Government must go further on indeterminate sentences, Quakers say
Quakers have cautiously welcomed recent changes to the much-criticised Imprisonment for Public Protection (IPP) sentences.
But they warn that changes announced by the government on 28 November do nothing to alleviate the situation of 3,000 prisoners currently in custody.
These indeterminate sentences were abolished in 2012. IPP also affects around 5,000 people released into the community, who are subject to recall to prison at any time.
The government has agreed to reduce the term after which the IPP sentence is terminated from ten years in the community to five, or three years following a positive parole hearing.

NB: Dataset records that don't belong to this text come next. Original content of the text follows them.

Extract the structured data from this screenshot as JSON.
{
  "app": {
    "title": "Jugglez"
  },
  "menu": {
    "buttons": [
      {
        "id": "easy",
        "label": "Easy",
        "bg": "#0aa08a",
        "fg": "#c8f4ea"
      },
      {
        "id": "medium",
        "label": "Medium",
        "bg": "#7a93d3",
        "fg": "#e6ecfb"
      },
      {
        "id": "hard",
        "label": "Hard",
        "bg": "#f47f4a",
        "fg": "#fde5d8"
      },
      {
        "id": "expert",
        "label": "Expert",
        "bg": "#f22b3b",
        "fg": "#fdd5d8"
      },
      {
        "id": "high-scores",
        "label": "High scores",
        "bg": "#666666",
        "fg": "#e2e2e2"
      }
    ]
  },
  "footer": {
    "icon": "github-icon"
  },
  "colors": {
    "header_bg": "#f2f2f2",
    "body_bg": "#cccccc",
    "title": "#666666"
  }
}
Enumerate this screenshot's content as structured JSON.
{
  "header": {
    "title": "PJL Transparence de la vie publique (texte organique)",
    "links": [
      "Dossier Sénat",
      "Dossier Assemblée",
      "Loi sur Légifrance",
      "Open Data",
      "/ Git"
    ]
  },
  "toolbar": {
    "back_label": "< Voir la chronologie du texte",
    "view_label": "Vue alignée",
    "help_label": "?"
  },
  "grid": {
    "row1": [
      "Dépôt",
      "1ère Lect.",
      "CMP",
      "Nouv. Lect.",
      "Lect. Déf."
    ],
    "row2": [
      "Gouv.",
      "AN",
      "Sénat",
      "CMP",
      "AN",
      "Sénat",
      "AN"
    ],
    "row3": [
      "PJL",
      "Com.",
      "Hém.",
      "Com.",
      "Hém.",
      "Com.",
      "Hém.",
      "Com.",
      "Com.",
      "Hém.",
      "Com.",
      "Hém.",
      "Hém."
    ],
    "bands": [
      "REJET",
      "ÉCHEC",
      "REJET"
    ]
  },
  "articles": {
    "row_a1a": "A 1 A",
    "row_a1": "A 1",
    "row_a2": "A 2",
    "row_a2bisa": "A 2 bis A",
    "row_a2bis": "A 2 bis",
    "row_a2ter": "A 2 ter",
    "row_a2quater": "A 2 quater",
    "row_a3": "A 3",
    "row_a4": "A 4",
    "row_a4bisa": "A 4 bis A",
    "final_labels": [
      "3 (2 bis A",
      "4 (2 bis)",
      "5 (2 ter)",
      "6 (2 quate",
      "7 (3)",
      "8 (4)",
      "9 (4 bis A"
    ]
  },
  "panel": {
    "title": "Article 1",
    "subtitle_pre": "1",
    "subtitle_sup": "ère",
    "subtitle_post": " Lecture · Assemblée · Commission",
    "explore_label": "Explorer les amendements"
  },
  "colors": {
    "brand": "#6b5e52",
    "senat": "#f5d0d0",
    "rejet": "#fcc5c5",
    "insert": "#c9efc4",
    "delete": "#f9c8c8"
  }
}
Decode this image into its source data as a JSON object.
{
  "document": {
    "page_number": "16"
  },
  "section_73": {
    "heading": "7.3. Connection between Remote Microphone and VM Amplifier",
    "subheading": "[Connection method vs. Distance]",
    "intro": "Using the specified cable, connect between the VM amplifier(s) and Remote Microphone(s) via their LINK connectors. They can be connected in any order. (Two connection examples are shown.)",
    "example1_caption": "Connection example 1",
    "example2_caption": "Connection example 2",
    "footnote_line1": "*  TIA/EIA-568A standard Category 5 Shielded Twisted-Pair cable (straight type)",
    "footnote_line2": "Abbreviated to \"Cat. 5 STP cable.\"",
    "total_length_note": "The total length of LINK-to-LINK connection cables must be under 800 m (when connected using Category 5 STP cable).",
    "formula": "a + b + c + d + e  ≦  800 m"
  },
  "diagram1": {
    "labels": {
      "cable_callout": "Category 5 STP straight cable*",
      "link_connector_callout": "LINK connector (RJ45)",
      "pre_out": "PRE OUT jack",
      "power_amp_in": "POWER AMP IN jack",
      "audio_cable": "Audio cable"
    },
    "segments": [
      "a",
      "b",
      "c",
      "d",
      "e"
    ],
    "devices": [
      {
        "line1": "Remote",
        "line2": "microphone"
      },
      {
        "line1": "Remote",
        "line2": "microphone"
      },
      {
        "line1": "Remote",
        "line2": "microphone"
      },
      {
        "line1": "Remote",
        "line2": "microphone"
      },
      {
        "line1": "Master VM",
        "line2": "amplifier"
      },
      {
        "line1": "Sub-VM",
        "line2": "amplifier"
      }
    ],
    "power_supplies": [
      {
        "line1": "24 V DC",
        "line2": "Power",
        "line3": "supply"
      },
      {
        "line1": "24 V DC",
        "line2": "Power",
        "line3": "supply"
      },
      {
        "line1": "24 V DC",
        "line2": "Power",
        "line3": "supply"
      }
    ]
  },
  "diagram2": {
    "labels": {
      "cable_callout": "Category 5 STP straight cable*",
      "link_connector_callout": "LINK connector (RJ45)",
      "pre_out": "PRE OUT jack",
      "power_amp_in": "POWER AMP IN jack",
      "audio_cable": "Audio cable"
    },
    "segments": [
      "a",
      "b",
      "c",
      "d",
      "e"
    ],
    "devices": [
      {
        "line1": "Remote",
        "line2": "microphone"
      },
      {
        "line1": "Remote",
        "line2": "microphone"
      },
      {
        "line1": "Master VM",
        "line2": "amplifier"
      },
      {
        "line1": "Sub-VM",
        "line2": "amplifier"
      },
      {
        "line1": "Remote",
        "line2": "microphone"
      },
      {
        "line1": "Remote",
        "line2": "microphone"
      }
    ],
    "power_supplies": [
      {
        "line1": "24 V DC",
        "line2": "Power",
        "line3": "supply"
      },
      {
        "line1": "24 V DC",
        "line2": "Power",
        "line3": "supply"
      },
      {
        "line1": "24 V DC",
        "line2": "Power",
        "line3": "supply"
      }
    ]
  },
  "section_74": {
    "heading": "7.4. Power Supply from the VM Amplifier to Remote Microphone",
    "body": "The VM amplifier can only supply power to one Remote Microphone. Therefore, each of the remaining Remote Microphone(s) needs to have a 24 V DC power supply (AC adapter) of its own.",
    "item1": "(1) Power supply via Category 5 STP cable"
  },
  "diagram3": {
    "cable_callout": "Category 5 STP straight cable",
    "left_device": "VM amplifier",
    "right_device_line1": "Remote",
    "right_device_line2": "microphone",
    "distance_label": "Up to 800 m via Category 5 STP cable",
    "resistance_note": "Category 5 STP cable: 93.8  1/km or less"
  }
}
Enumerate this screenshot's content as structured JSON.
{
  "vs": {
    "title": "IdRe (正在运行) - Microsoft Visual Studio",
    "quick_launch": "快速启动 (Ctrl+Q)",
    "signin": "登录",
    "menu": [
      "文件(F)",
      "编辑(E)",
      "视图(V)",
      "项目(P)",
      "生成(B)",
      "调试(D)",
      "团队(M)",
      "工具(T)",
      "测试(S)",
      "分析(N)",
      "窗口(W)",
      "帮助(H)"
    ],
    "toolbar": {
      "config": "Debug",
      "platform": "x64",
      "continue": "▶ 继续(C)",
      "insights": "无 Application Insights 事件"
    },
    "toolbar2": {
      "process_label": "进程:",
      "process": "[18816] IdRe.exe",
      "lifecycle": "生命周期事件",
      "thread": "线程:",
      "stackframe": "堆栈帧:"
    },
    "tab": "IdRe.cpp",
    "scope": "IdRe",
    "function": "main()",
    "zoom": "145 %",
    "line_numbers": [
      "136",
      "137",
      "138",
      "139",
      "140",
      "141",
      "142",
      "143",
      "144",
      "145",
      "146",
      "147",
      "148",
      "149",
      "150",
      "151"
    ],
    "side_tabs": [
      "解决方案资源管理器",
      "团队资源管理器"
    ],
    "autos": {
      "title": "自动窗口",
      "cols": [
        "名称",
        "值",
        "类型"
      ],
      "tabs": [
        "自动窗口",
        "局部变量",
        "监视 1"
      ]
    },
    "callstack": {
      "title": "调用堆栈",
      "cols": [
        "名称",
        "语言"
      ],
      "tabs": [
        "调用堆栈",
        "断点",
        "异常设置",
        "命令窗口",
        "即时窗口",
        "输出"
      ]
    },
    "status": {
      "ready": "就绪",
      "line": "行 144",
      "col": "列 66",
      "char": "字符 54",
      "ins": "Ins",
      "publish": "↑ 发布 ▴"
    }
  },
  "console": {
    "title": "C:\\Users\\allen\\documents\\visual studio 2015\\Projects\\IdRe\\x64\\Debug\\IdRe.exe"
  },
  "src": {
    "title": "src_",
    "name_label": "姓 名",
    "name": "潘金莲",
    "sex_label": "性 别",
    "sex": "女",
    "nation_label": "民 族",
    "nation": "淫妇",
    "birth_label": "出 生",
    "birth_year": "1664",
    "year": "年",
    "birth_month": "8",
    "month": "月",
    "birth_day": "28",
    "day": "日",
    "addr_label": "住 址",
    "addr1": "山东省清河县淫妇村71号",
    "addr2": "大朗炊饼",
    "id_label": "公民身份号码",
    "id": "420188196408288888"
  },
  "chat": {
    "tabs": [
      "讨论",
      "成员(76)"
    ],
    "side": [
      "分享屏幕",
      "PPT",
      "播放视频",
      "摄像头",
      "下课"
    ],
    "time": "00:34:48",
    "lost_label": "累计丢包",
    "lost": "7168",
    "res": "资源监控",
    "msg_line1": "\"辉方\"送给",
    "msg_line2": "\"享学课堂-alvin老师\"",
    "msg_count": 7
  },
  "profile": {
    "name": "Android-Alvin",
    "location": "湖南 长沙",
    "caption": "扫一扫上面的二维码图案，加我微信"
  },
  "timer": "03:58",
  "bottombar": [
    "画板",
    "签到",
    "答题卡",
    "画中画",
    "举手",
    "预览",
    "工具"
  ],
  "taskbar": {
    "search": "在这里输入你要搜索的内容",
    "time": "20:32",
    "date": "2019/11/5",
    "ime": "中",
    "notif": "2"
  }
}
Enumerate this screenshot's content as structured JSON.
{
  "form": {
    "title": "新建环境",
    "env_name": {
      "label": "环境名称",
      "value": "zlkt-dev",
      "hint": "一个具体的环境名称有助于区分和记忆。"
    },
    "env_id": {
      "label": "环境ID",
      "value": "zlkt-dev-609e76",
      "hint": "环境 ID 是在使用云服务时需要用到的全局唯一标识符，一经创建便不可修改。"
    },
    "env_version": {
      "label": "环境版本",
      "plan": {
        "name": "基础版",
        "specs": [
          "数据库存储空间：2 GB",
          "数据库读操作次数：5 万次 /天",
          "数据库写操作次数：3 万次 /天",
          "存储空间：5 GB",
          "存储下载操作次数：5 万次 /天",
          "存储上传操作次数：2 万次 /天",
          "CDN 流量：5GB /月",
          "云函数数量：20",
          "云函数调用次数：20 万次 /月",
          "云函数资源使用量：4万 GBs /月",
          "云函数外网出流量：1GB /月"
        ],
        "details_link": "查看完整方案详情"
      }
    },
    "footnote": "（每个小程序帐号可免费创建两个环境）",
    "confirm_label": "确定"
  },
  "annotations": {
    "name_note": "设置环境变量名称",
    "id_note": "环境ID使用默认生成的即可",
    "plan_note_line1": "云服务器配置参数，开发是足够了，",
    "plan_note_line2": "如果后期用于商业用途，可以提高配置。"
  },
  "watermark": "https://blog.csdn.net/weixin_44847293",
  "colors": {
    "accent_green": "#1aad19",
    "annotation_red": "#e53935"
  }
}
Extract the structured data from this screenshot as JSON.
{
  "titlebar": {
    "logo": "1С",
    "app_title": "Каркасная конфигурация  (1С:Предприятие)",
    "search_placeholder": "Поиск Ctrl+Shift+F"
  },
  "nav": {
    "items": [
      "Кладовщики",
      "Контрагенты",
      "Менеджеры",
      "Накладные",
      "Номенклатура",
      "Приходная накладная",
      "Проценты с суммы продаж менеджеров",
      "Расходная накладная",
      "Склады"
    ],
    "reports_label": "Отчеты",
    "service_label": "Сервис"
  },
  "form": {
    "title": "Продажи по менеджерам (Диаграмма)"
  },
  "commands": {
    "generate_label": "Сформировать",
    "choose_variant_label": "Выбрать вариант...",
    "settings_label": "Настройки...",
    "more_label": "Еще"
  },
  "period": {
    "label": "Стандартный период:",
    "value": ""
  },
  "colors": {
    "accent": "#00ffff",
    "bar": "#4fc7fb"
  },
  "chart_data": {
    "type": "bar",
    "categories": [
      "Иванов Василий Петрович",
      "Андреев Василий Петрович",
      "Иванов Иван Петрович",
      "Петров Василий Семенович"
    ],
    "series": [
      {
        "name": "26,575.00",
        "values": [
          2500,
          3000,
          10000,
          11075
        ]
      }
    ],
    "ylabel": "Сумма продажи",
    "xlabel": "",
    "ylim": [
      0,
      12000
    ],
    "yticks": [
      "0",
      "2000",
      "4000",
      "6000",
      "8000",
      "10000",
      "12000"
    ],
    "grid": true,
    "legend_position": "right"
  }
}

This does nothing to alleviate the desperate situation of those languishing in prison with an IPP- Melanie Jameson, QICJ clerk
But even these changes will not take place until after the Victims and Prisoners Bill has received royal assent next year and, according to gov.uk, not until March 2025.
“How many more self-harm incidents and suicide attempts will have been recorded by then?" asked Melanie Jameson, clerk of Quakers in Criminal Justice (QICJ).
She added: “We welcome this move but stress that it does nothing to alleviate the desperate situation of those languishing in prison with an IPP, most of whom are way over their original tariff.
“The Justice Committee's core recommendation in its report of September 2022 was the resentencing of all IPP prisoners so they no longer suffer the stress of an indeterminate sentence, with those out in the community continually anxious that they will be recalled."
Meeting for Sufferings, the national representative body of Quakers in Britain, has written to Justice Secretary Alex Chalk MP to express their dismay at the ongoing situation.
“We understand that the Justice Committee of the House of Commons has agreed that these sentences cause 'profound psychological harm and mental torture'," they wrote.
“As it stands, the legacy of the IPP sentence is a 'cruel and degrading treatment' and is unworthy of the progress we have made as a society in upholding human rights and values."
Meeting for Sufferings urged Mr Chalk to remove the possibility of administrative failings alone leading to recall, and to follow and enact the recommendations in the Justice's Committee's report.
These include convening an expert group to devise legislation to support a resentencing exercise for all IPP prisoners, giving them a determinate sentence.
QICJ has also written to Shadow Minister for prisons, parole and probation, Ruth Cadbury MP seeking clarity on the Labour Party's position on core justice issues, including IPP sentences.
Quakers have a long-standing concern with the penal system. Today this includes a network of Quaker prison chaplains operating across England, Scotland and Wales, intervention programmes, an international track record on Restorative Justice and a Quaker Recognised Body with criminal justice expertise.